En la actualidad, y bajo la fórmula de una asociación sin ánimo de lucro, el movimiento del Slow Food cuenta con unas 80.000 personas en 104 países de todo el mundo, agrupadas en 750 zonas regionales que, amparadas bajo el emblema del caracol, símbolo de la lentitud, profesan una nueva filosofía en la que se combina no sólo placer, sino también cultura culinaria y enológica, la del saber qué se come y qué se bebe, y el poder deleitarse con ello a través del sentido del gusto, sin prisas.
El movimiento “Slow Food”
Los seguidores del Slow Food se oponen a la estandarización del gusto de las cadenas alimenticias del fast food. Su reivindicación es poder deleitarse con los alimentos, algo que únicamente puede obtenerse a través de la degustación de los más variados productos autóctonos de las más diversas regiones del mundo, en los que se utilizan fórmulas artesanales de elaboración. Para ello, son conscientes de la importancia de conservar y difundir el conocimiento de cada cultura, exaltando la diferencia de sabores, la producción alimenticia artesanal, la pequeña agricultura, o incluso, técnicas de pesca y ganaderías sostenibles; y no dudan en salvar una determinada raza animal o una especie vegetal en vías de extinción, a fin de recuperar un ambiente o una receta, o para regalar un placer a un paladar suficientemente educado para ello.

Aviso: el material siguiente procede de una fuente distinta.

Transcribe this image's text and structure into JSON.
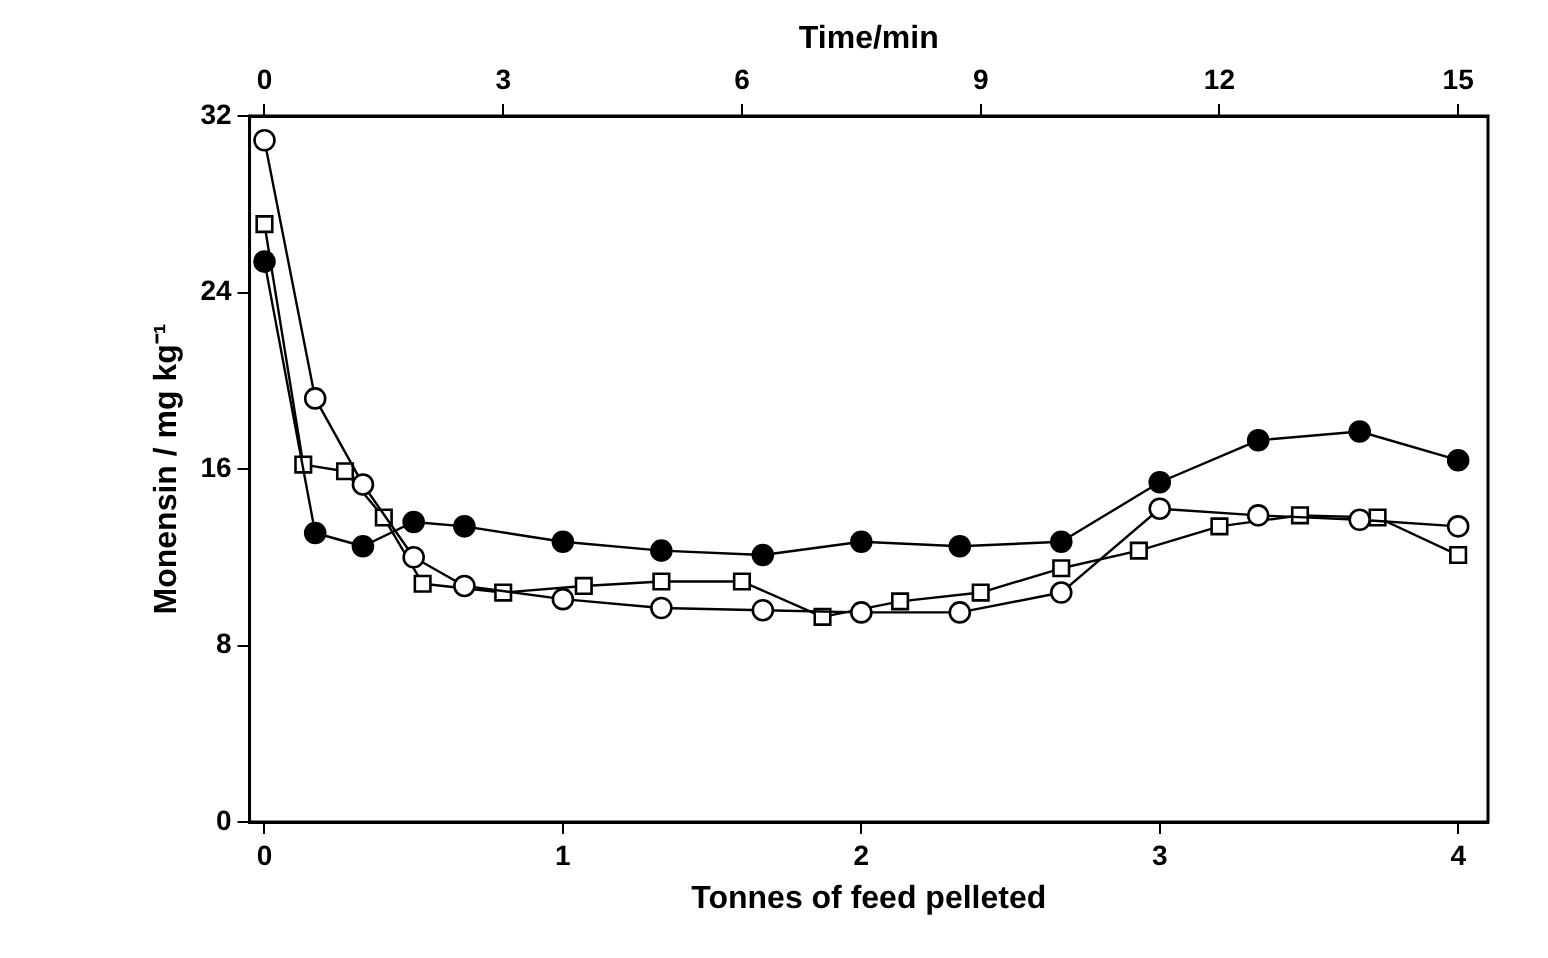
{
  "chart_data": {
    "type": "line",
    "xlabel": "Tonnes of feed pelleted",
    "ylabel": "Monensin / mg kg⁻¹",
    "x2label": "Time/min",
    "xlim": [
      -0.05,
      4.1
    ],
    "xticks": [
      0,
      1,
      2,
      3,
      4
    ],
    "x2lim": [
      -0.1875,
      15.375
    ],
    "x2ticks": [
      0,
      3,
      6,
      9,
      12,
      15
    ],
    "ylim": [
      0,
      32
    ],
    "yticks": [
      0,
      8,
      16,
      24,
      32
    ],
    "grid": false,
    "legend": false,
    "line_style": "solid",
    "series": [
      {
        "color": "#000000",
        "marker": "circle",
        "x": [
          0,
          0.17,
          0.33,
          0.5,
          0.67,
          1,
          1.33,
          1.67,
          2,
          2.33,
          2.67,
          3,
          3.33,
          3.67,
          4
        ],
        "values": [
          25.4,
          13.1,
          12.5,
          13.6,
          13.4,
          12.7,
          12.3,
          12.1,
          12.7,
          12.5,
          12.7,
          15.4,
          17.3,
          17.7,
          16.4
        ]
      },
      {
        "color": "#ffffff",
        "marker": "circle",
        "x": [
          0,
          0.17,
          0.33,
          0.5,
          0.67,
          1,
          1.33,
          1.67,
          2,
          2.33,
          2.67,
          3,
          3.33,
          3.67,
          4
        ],
        "values": [
          30.9,
          19.2,
          15.3,
          12.0,
          10.7,
          10.1,
          9.7,
          9.6,
          9.5,
          9.5,
          10.4,
          14.2,
          13.9,
          13.7,
          13.4
        ]
      },
      {
        "color": "#ffffff",
        "marker": "square",
        "x": [
          0,
          0.13,
          0.27,
          0.4,
          0.53,
          0.8,
          1.07,
          1.33,
          1.6,
          1.87,
          2.13,
          2.4,
          2.67,
          2.93,
          3.2,
          3.47,
          3.73,
          4
        ],
        "values": [
          27.1,
          16.2,
          15.9,
          13.8,
          10.8,
          10.4,
          10.7,
          10.9,
          10.9,
          9.3,
          10.0,
          10.4,
          11.5,
          12.3,
          13.4,
          13.9,
          13.8,
          12.1
        ]
      }
    ]
  }
}
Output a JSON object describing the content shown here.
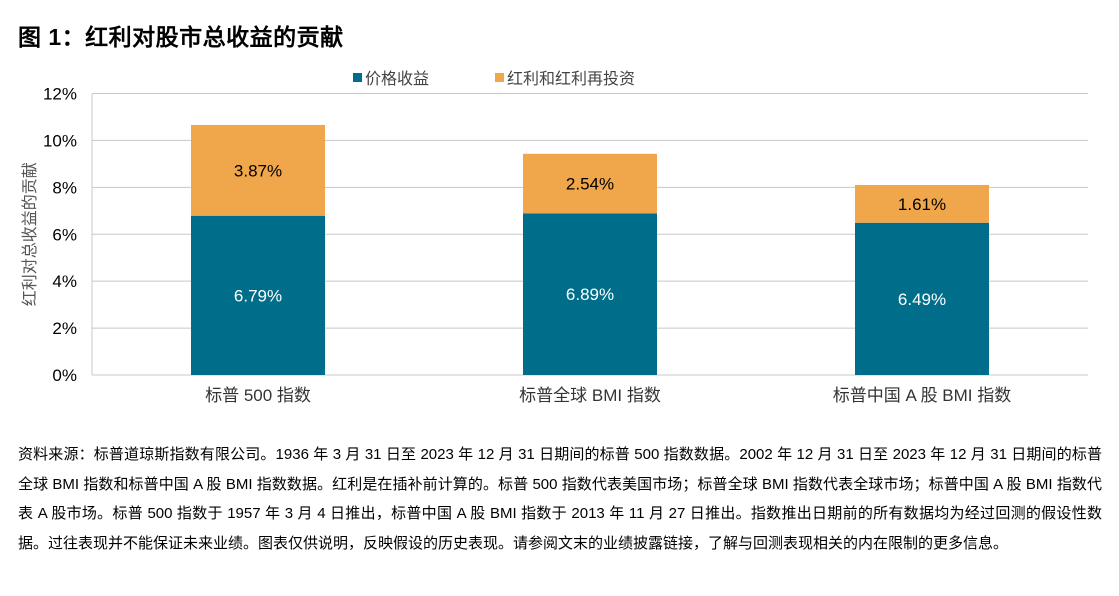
{
  "title": "图 1：红利对股市总收益的贡献",
  "chart_data": {
    "type": "bar",
    "stacked": true,
    "title": "",
    "xlabel": "",
    "ylabel": "红利对总收益的贡献",
    "ylim": [
      0,
      12
    ],
    "yticks": [
      "0%",
      "2%",
      "4%",
      "6%",
      "8%",
      "10%",
      "12%"
    ],
    "ytick_values": [
      0,
      2,
      4,
      6,
      8,
      10,
      12
    ],
    "grid": true,
    "legend_position": "top",
    "categories": [
      "标普 500 指数",
      "标普全球 BMI 指数",
      "标普中国 A 股 BMI 指数"
    ],
    "series": [
      {
        "name": "价格收益",
        "color": "#006E8A",
        "values": [
          6.79,
          6.89,
          6.49
        ],
        "labels": [
          "6.79%",
          "6.89%",
          "6.49%"
        ],
        "label_color": "#ffffff"
      },
      {
        "name": "红利和红利再投资",
        "color": "#F0A64A",
        "values": [
          3.87,
          2.54,
          1.61
        ],
        "labels": [
          "3.87%",
          "2.54%",
          "1.61%"
        ],
        "label_color": "#000000"
      }
    ]
  },
  "footnote": "资料来源：标普道琼斯指数有限公司。1936 年 3 月 31 日至 2023 年 12 月 31 日期间的标普 500 指数数据。2002 年 12 月 31 日至 2023 年 12 月 31 日期间的标普全球 BMI 指数和标普中国 A 股 BMI 指数数据。红利是在插补前计算的。标普 500 指数代表美国市场；标普全球 BMI 指数代表全球市场；标普中国 A 股 BMI 指数代表 A 股市场。标普 500 指数于 1957 年 3 月 4 日推出，标普中国 A 股 BMI 指数于 2013 年 11 月 27 日推出。指数推出日期前的所有数据均为经过回测的假设性数据。过往表现并不能保证未来业绩。图表仅供说明，反映假设的历史表现。请参阅文末的业绩披露链接，了解与回测表现相关的内在限制的更多信息。"
}
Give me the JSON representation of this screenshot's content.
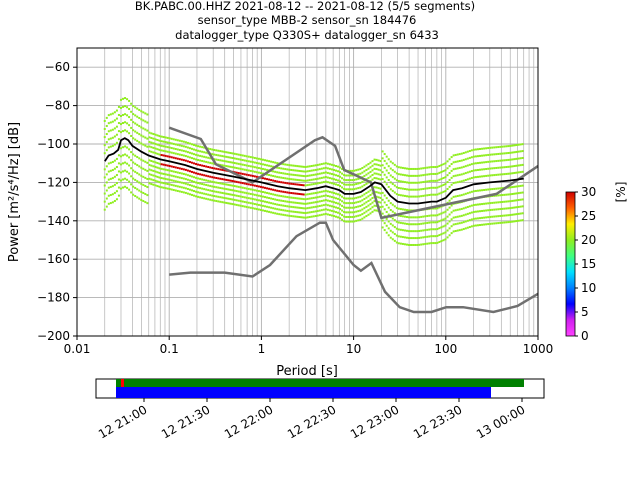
{
  "title_lines": [
    "BK.PABC.00.HHZ   2021-08-12 -- 2021-08-12  (5/5 segments)",
    "sensor_type MBB-2 sensor_sn 184476",
    "datalogger_type Q330S+ datalogger_sn 6433"
  ],
  "chart_data": {
    "type": "line",
    "xlabel": "Period [s]",
    "ylabel": "Power [m²/s⁴/Hz] [dB]",
    "xscale": "log",
    "xlim": [
      0.01,
      1000
    ],
    "ylim": [
      -200,
      -50
    ],
    "x_ticks": [
      {
        "value": 0.01,
        "label": "0.01"
      },
      {
        "value": 0.1,
        "label": "0.1"
      },
      {
        "value": 1,
        "label": "1"
      },
      {
        "value": 10,
        "label": "10"
      },
      {
        "value": 100,
        "label": "100"
      },
      {
        "value": 1000,
        "label": "1000"
      }
    ],
    "y_ticks": [
      -60,
      -80,
      -100,
      -120,
      -140,
      -160,
      -180,
      -200
    ],
    "grid": true,
    "series": [
      {
        "name": "",
        "role": "mode",
        "color": "#000000",
        "x": [
          0.02,
          0.022,
          0.025,
          0.028,
          0.03,
          0.033,
          0.036,
          0.04,
          0.05,
          0.06,
          0.08,
          0.1,
          0.15,
          0.2,
          0.3,
          0.5,
          0.8,
          1,
          1.5,
          2,
          3,
          4,
          5,
          6,
          7,
          8,
          10,
          12,
          15,
          17,
          20,
          25,
          30,
          40,
          50,
          70,
          80,
          100,
          120,
          150,
          200,
          300,
          500,
          700
        ],
        "y": [
          -109,
          -106,
          -105,
          -103,
          -98,
          -97,
          -98,
          -101,
          -104,
          -106,
          -108,
          -109,
          -111,
          -113,
          -115,
          -117,
          -119,
          -120,
          -122,
          -123,
          -124,
          -123,
          -122,
          -123,
          -124,
          -126,
          -126,
          -125,
          -122,
          -120,
          -121,
          -127,
          -130,
          -131,
          -131,
          -130,
          -130,
          -128,
          -124,
          -123,
          -121,
          -120,
          -119,
          -118
        ]
      },
      {
        "name": "",
        "role": "nlnm",
        "color": "#707070",
        "x": [
          0.1,
          0.17,
          0.4,
          0.8,
          1.24,
          2.4,
          4.3,
          5,
          6,
          10,
          12,
          15.6,
          21.9,
          31.6,
          45,
          70,
          101,
          154,
          328,
          600,
          1000
        ],
        "y": [
          -168,
          -167,
          -167,
          -169,
          -163,
          -148,
          -141,
          -141,
          -150,
          -163,
          -166,
          -162,
          -177,
          -185,
          -187.5,
          -187.5,
          -185,
          -185,
          -187.5,
          -184.4,
          -178
        ]
      },
      {
        "name": "",
        "role": "nhnm",
        "color": "#707070",
        "x": [
          0.1,
          0.22,
          0.32,
          0.8,
          3.8,
          4.6,
          6.3,
          7.9,
          15.4,
          20,
          354.8,
          1000
        ],
        "y": [
          -91.5,
          -97.4,
          -110.5,
          -120,
          -98,
          -96.5,
          -101,
          -113.5,
          -120,
          -138.5,
          -126,
          -111.5
        ]
      }
    ],
    "colorbar": {
      "label": "[%]",
      "min": 0,
      "max": 30,
      "ticks": [
        0,
        5,
        10,
        15,
        20,
        25,
        30
      ],
      "colors": [
        "#ff40ff",
        "#d020f0",
        "#0000ff",
        "#0080ff",
        "#00e0ff",
        "#40ff80",
        "#90ee20",
        "#ffee00",
        "#ff6000",
        "#d00000"
      ]
    }
  },
  "timeline": {
    "ticks": [
      "12 21:00",
      "12 21:30",
      "12 22:00",
      "12 22:30",
      "12 23:00",
      "12 23:30",
      "13 00:00"
    ],
    "colors": {
      "data": "#008000",
      "gaps": "#0000ff",
      "marker": "#ff0000"
    }
  }
}
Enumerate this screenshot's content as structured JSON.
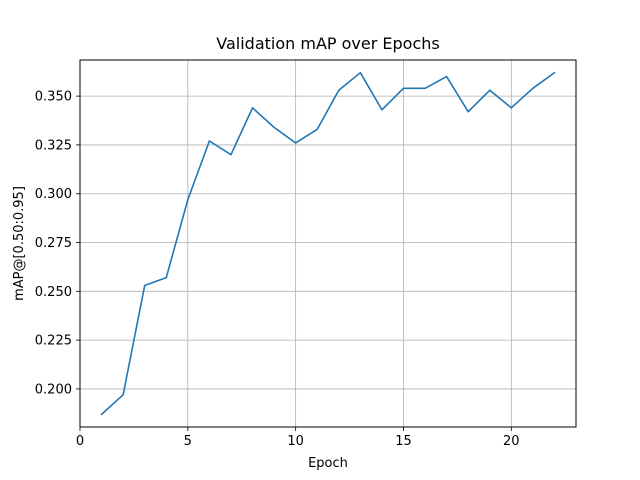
{
  "chart_data": {
    "type": "line",
    "title": "Validation mAP over Epochs",
    "xlabel": "Epoch",
    "ylabel": "mAP@[0.50:0.95]",
    "xlim": [
      0,
      23
    ],
    "ylim": [
      0.1805,
      0.3685
    ],
    "xticks": [
      0,
      5,
      10,
      15,
      20
    ],
    "yticks": [
      0.2,
      0.225,
      0.25,
      0.275,
      0.3,
      0.325,
      0.35
    ],
    "xtick_labels": [
      "0",
      "5",
      "10",
      "15",
      "20"
    ],
    "ytick_labels": [
      "0.200",
      "0.225",
      "0.250",
      "0.275",
      "0.300",
      "0.325",
      "0.350"
    ],
    "grid": true,
    "series": [
      {
        "color": "#1f77b4",
        "x": [
          1,
          2,
          3,
          4,
          5,
          6,
          7,
          8,
          9,
          10,
          11,
          12,
          13,
          14,
          15,
          16,
          17,
          18,
          19,
          20,
          21,
          22
        ],
        "y": [
          0.187,
          0.197,
          0.253,
          0.257,
          0.297,
          0.327,
          0.32,
          0.344,
          0.334,
          0.326,
          0.333,
          0.353,
          0.362,
          0.343,
          0.354,
          0.354,
          0.36,
          0.342,
          0.353,
          0.344,
          0.354,
          0.362
        ]
      }
    ]
  }
}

Slow Food destina dinero para proyectos concretos que tienen por finalidad proteger los más variados alimentos, las zonas donde se cultivan, los métodos tradicionales de elaboración, los cultivos, las especies, los productos y los lugares donde se degustan, tanto desde el punto de vista del interés histórico-cultural de la zona, como de los sitios o espacios dedicados al placer culinario, ya sean mesones o tabernas.